JAKARTA, POSKOTA.CO.ID - Kematian Wiyanto Halim (89), seorang tua renta yang dikeroyok oleh massa di Jakarta Timur karena dituding maling menyisakan luka mendalam bagi keluarga. Mereka menduga bahwa kematian Wiyanto Halim yang sudah lansia itu direkayasa.
Polda Metro Jaya sebelumnya menyampaikan sekelompok massa mengeroyok Wiyanto lantaran terprovokasi bahwa kakek tua itu disebut maling mobil. Padahal saat mengunjungi lokasi kejadian, Wiyanto memang mengendarai mobil.
Kabid Humas Polda Metro Jaya, Kombes Pol E Zulpan, mengatakan polisi telah mengumumkan bahwa Wiyanto bukanlah maling mobil.
"Sudah empat orang yang ditetapkan sebagai tersangka," kata Zulpan kepada wartawan, kemarin (24/1).
Lihat juga video “Tutorial Bertransportasi Mudah dan Murah Menggunakan JakLingko”. (youtube/poskota tv)
Penyelidikan polisi tak dipercayai oleh pihak keluarga Wiyanto. Kuasa hukum Wiyanto Halim, Freddy Yoanes Patty, mengatakan serangkaian aksi yang dilakukan massa pengeroyok Wiyanto menuai kejanggalan. Dia menduga kuat bahwa peristiwa ini direkayasa.
Freddy membeberkan kejanggalan peristiwa kematian Wiyanto dimulai dari aksi pengejaran, peneriakan maling hingga berujung pengeroyokan.
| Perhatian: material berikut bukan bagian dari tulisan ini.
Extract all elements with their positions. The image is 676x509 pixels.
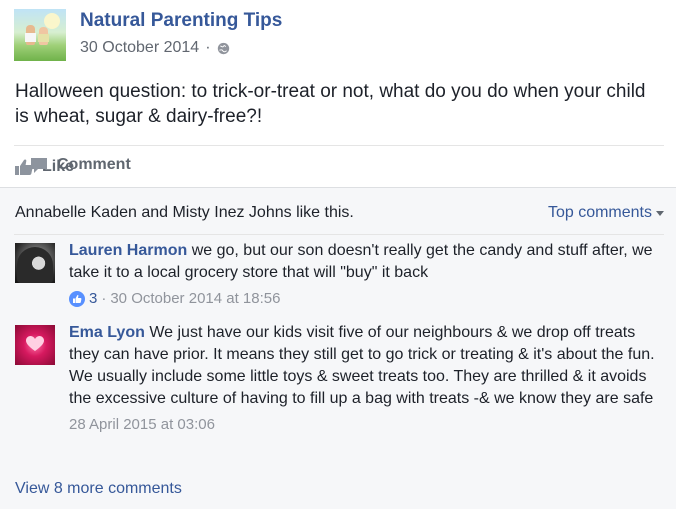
- comment-label: Comment: [57, 156, 131, 173]
- page-avatar[interactable]: [14, 9, 66, 61]
- comment-author[interactable]: Ema Lyon: [69, 324, 145, 341]
- divider: [14, 145, 664, 146]
- meta-separator: ·: [205, 39, 211, 56]
- post-meta: 30 October 2014 ·: [80, 39, 230, 57]
- post-date[interactable]: 30 October 2014: [80, 39, 199, 57]
- comment-timestamp[interactable]: 30 October 2014 at 18:56: [110, 288, 280, 310]
- caret-down-icon: [656, 210, 664, 216]
- comment-text: We just have our kids visit five of our …: [69, 324, 655, 407]
- comment-icon: [31, 158, 47, 173]
- meta-separator: ·: [101, 290, 107, 307]
- divider: [14, 234, 664, 235]
- comment-body: Ema Lyon We just have our kids visit fiv…: [69, 322, 659, 436]
- comment-meta: 28 April 2015 at 03:06: [69, 414, 659, 436]
- post-header: Natural Parenting Tips 30 October 2014 ·: [14, 9, 674, 61]
- sort-label: Top comments: [547, 204, 652, 221]
- heart-icon: [26, 336, 44, 351]
- comments-section: Annabelle Kaden and Misty Inez Johns lik…: [0, 187, 676, 509]
- action-bar: Like Comment: [14, 156, 131, 178]
- like-reaction-icon[interactable]: [69, 291, 85, 307]
- avatar[interactable]: [15, 243, 55, 283]
- top-comments-dropdown[interactable]: Top comments: [548, 204, 664, 222]
- comment-author[interactable]: Lauren Harmon: [69, 242, 187, 259]
- post-text: Halloween question: to trick-or-treat or…: [15, 81, 646, 127]
- view-more-comments-link[interactable]: View 8 more comments: [15, 480, 182, 498]
- like-count[interactable]: 3: [89, 288, 97, 310]
- comment-meta: 3 · 30 October 2014 at 18:56: [69, 288, 659, 310]
- globe-icon[interactable]: [217, 42, 230, 55]
- comment-body: Lauren Harmon we go, but our son doesn't…: [69, 240, 659, 310]
- comment-button[interactable]: Comment: [29, 156, 131, 174]
- likes-summary[interactable]: Annabelle Kaden and Misty Inez Johns lik…: [15, 204, 354, 222]
- comment-timestamp[interactable]: 28 April 2015 at 03:06: [69, 414, 215, 436]
- avatar[interactable]: [15, 325, 55, 365]
- page-name-link[interactable]: Natural Parenting Tips: [80, 10, 282, 32]
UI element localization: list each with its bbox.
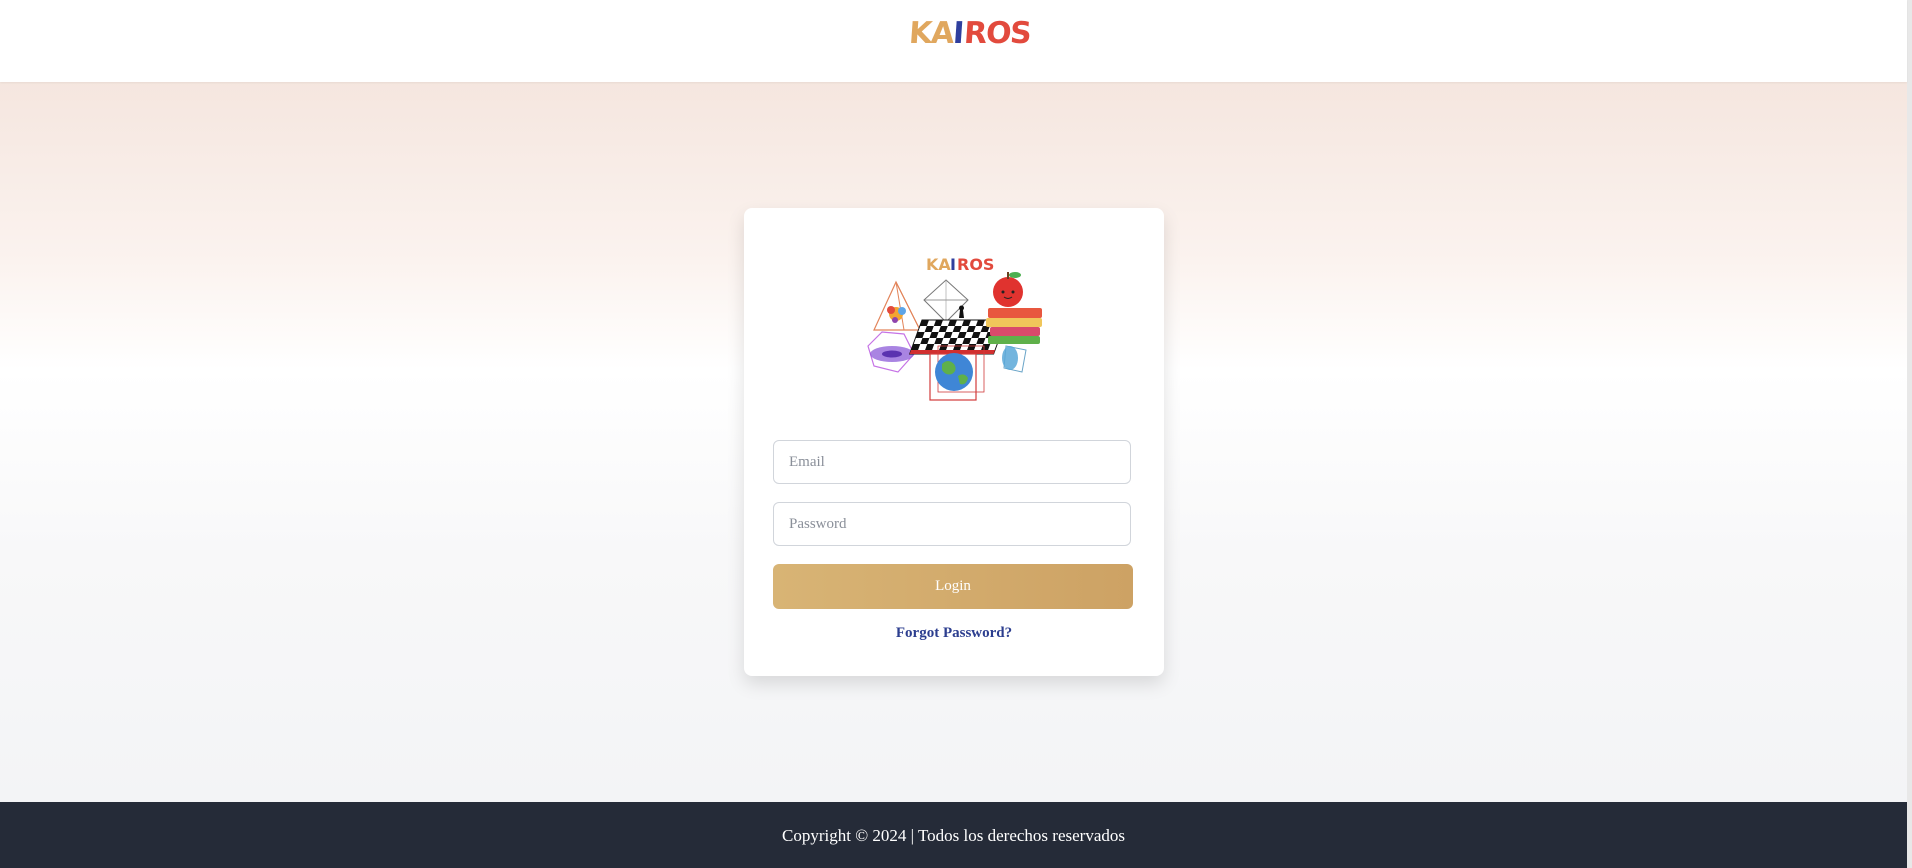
login-button[interactable]: Login bbox=[773, 564, 1133, 609]
kairos-logo-illustration-icon: KA I ROS bbox=[867, 255, 1042, 401]
page: KAIROS KA I ROS Email Login Forgot Passw… bbox=[0, 0, 1907, 868]
top-header: KAIROS bbox=[0, 0, 1907, 82]
svg-text:I: I bbox=[950, 255, 956, 274]
svg-text:ROS: ROS bbox=[957, 255, 994, 274]
password-field[interactable] bbox=[773, 502, 1131, 546]
brand-letter: K bbox=[907, 16, 933, 51]
email-field[interactable] bbox=[773, 440, 1131, 484]
scrollbar[interactable] bbox=[1907, 0, 1912, 868]
main-area: KA I ROS Email Login Forgot Password? bbox=[0, 82, 1907, 802]
footer: Copyright © 2024 | Todos los derechos re… bbox=[0, 802, 1907, 868]
brand-logo[interactable]: KAIROS bbox=[907, 14, 1032, 54]
copyright-text: Copyright © 2024 | Todos los derechos re… bbox=[782, 826, 1125, 845]
login-card: KA I ROS Email Login Forgot Password? bbox=[744, 208, 1164, 676]
svg-text:KA: KA bbox=[926, 255, 951, 274]
forgot-password-link[interactable]: Forgot Password? bbox=[744, 625, 1164, 642]
brand-letter: R bbox=[962, 16, 988, 51]
brand-letter: O bbox=[984, 16, 1012, 51]
brand-letter: S bbox=[1009, 16, 1033, 51]
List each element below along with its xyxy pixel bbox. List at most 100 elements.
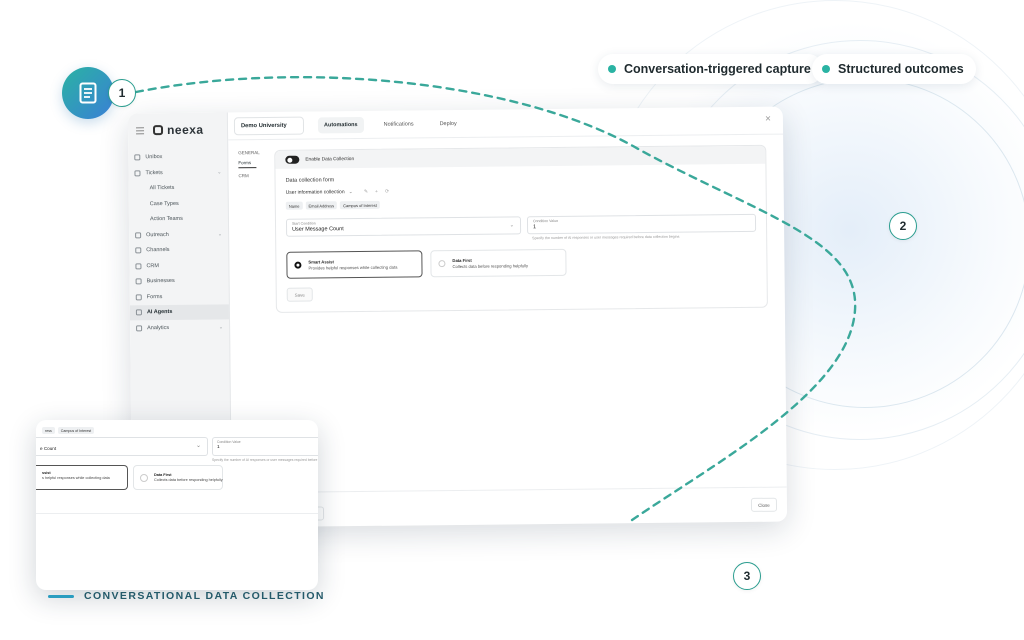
chevron-down-icon: ⌄ (217, 168, 222, 176)
zoom-mode-smart-assist[interactable]: ssist s helpful responses while collecti… (36, 465, 128, 490)
sidebar-list: Unibox Tickets ⌄ All Tickets Case Types Actio… (128, 149, 230, 336)
badge-structured-outcomes: Structured outcomes (812, 54, 976, 84)
sidebar-item-label: Channels (146, 247, 170, 254)
field-chip: ress (42, 427, 55, 434)
mode-title: Smart Assist (308, 259, 334, 265)
radio-unselected[interactable] (140, 473, 148, 482)
sidebar-item-tickets[interactable]: Tickets ⌄ (128, 164, 227, 180)
sidebar-item-unibox[interactable]: Unibox (128, 149, 227, 165)
condition-fields: Start Condition User Message Count ⌄ Con… (285, 213, 757, 237)
sidebar-item-label: Tickets (145, 169, 163, 176)
nav-icon (134, 169, 141, 176)
menu-icon[interactable] (135, 126, 145, 134)
nav-icon (135, 293, 142, 300)
zoom-detail-card: ress Campus of Interest e Count ⌄ Condit… (36, 420, 318, 590)
condition-value-input[interactable]: Condition Value 1 (526, 213, 757, 235)
sidebar-item-label: Action Teams (149, 215, 183, 223)
start-condition-select[interactable]: Start Condition User Message Count ⌄ (285, 216, 522, 237)
radio-unselected[interactable] (438, 260, 446, 268)
organization-selector[interactable]: Demo University (233, 116, 305, 135)
nav-icon (136, 324, 143, 331)
nav-icon (139, 185, 145, 191)
sidebar-item-analytics[interactable]: Analytics ⌄ (130, 319, 229, 335)
panel-body: Data collection form User information co… (275, 164, 766, 313)
radio-selected[interactable] (294, 261, 302, 269)
nav-icon (139, 216, 145, 222)
form-select-value: User information collection (285, 189, 345, 196)
add-icon[interactable]: + (375, 189, 378, 195)
subnav-crm[interactable]: CRM (238, 173, 256, 178)
tab-automations[interactable]: Automations (317, 116, 364, 133)
zoom-condition-value-input[interactable]: Condition Value 1 (212, 437, 318, 456)
form-section-label: Data collection form (285, 177, 335, 184)
sidebar-item-crm[interactable]: CRM (129, 257, 228, 273)
sidebar-item-businesses[interactable]: Businesses (130, 273, 229, 289)
zoom-condition-value: 1 (217, 445, 220, 450)
close-icon[interactable]: × (765, 114, 771, 125)
sidebar-item-action-teams[interactable]: Action Teams (129, 211, 228, 227)
edit-icon[interactable]: ✎ (364, 189, 368, 195)
mode-subtitle: s helpful responses while collecting dat… (42, 476, 110, 480)
mode-title: ssist (42, 471, 51, 475)
chevron-down-icon: ⌄ (217, 230, 223, 238)
brand-name: neexa (166, 122, 204, 138)
tab-deploy[interactable]: Deploy (433, 115, 462, 131)
sidebar-item-label: Unibox (145, 154, 163, 161)
sidebar-item-forms[interactable]: Forms (130, 288, 229, 304)
field-chip: Email Address (305, 201, 338, 210)
sidebar-item-case-types[interactable]: Case Types (129, 195, 228, 211)
sidebar-item-label: Businesses (146, 277, 175, 285)
save-button[interactable]: Save (286, 287, 313, 302)
chevron-down-icon: ⌄ (195, 443, 201, 449)
form-field-chips: Name Email Address Campus of Interest (285, 197, 756, 210)
step-marker-1: 1 (108, 79, 136, 107)
mode-data-first[interactable]: Data First Collects data before respondi… (430, 248, 567, 278)
tab-notifications[interactable]: Notifications (378, 116, 420, 132)
settings-subnav: GENERAL Forms CRM (238, 150, 260, 183)
refresh-icon[interactable]: ⟳ (385, 189, 389, 195)
nav-icon (139, 201, 145, 207)
zoom-start-condition-value: e Count (40, 446, 57, 451)
mode-subtitle: Collects data before responding helpfull… (154, 478, 223, 482)
badge-dot (608, 65, 616, 73)
mode-title: Data First (154, 473, 172, 477)
badge-label: Structured outcomes (838, 62, 964, 76)
document-icon (62, 67, 114, 119)
zoom-mode-data-first[interactable]: Data First Collects data before respondi… (133, 465, 223, 490)
mode-smart-assist[interactable]: Smart Assist Provides helpful responses … (286, 250, 423, 279)
nav-icon (135, 278, 142, 285)
sidebar-item-all-tickets[interactable]: All Tickets (129, 180, 228, 196)
form-select-row: User information collection ⌄ ✎ + ⟳ (286, 183, 756, 198)
form-select[interactable]: User information collection ⌄ (286, 187, 357, 198)
nav-icon (134, 154, 141, 161)
enable-data-collection-toggle[interactable] (285, 155, 300, 164)
sidebar-item-label: Analytics (147, 324, 170, 331)
zoom-start-condition-select[interactable]: e Count ⌄ (36, 437, 208, 456)
app-logo: neexa (128, 112, 227, 149)
toggle-label: Enable Data Collection (305, 156, 355, 163)
collection-modes: Smart Assist Provides helpful responses … (286, 247, 756, 279)
close-button[interactable]: Close (750, 497, 778, 512)
field-chip: Name (285, 201, 303, 210)
chevron-down-icon: ⌄ (218, 323, 224, 330)
zoom-condition-caption: Condition Value (217, 440, 241, 444)
condition-helper-text: Specify the number of AI responses or us… (532, 234, 680, 241)
sidebar-item-label: Outreach (146, 231, 169, 238)
nav-icon (135, 309, 142, 316)
subnav-general: GENERAL (238, 150, 260, 156)
mode-subtitle: Provides helpful responses while collect… (308, 264, 398, 271)
field-chip: Campus of Interest (57, 427, 95, 434)
caption-bar (48, 594, 74, 598)
mode-title: Data First (452, 257, 472, 264)
sidebar-item-outreach[interactable]: Outreach ⌄ (129, 226, 228, 242)
subnav-forms[interactable]: Forms (238, 160, 257, 169)
badge-conversation-capture: Conversation-triggered capture (598, 54, 823, 84)
caption: CONVERSATIONAL DATA COLLECTION (48, 590, 325, 602)
zoom-field-chips: ress Campus of Interest (42, 427, 95, 434)
zoom-divider (36, 513, 318, 514)
badge-label: Conversation-triggered capture (624, 62, 811, 76)
sidebar-item-ai-agents[interactable]: AI Agents (129, 303, 230, 320)
nav-icon (135, 247, 142, 254)
sidebar-item-channels[interactable]: Channels (129, 242, 228, 258)
chevron-down-icon: ⌄ (348, 189, 353, 196)
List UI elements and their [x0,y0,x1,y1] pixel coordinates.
Menurut Freddy, sekelompok orang yang berteriak maling hingga memprovokasi massa patut dipertanyakan.
"Meninggalnya Almarhum Wiyanto Halim bukanlah pengeroyokan yang terjadi secara spontan, akan tetapi ada rekayasa," kata Freddy dalam konferensi pers di Rumah duka Grand Heaven, Jakarta Utara, kemarin (24/1/2022).
Freddy menuturkan, rekayaa ini tergambar ketika Wiyanto yang tengah mengendarai mobil digiring ke lokasi tertentu. Cara ini ditujukan agar Wiyanto seolah-olah dikeroyok oleh massa akibat dampak provokasi.
Pernyataan Freddy itu bukan sekadar asumsi. Dia menyebutkan pihaknya memiliki saksi yang melihat sejumlah orang bertugas mengajar warga di sekitar lokasi kejadian.
Freddy mengklaim sosok Wiyanto yang sudah uzur itu tak memiliki musuh. Namun, almarhum ini diketahui tengah bersengketa lahan dengan nilai triliunan rupiah. Kasus ini sudah cukup lama, yakni sekitar 33 tahun lalu atau tepatnya tahun 1988.
"33 tahun beliau memperjuangkan hak-hak atas tanahnya sampai saat ini belum pernah selesai. Indikasi kedua memang secara priabadi beliau tidak punya musuh siapapun," ungkap Freddy.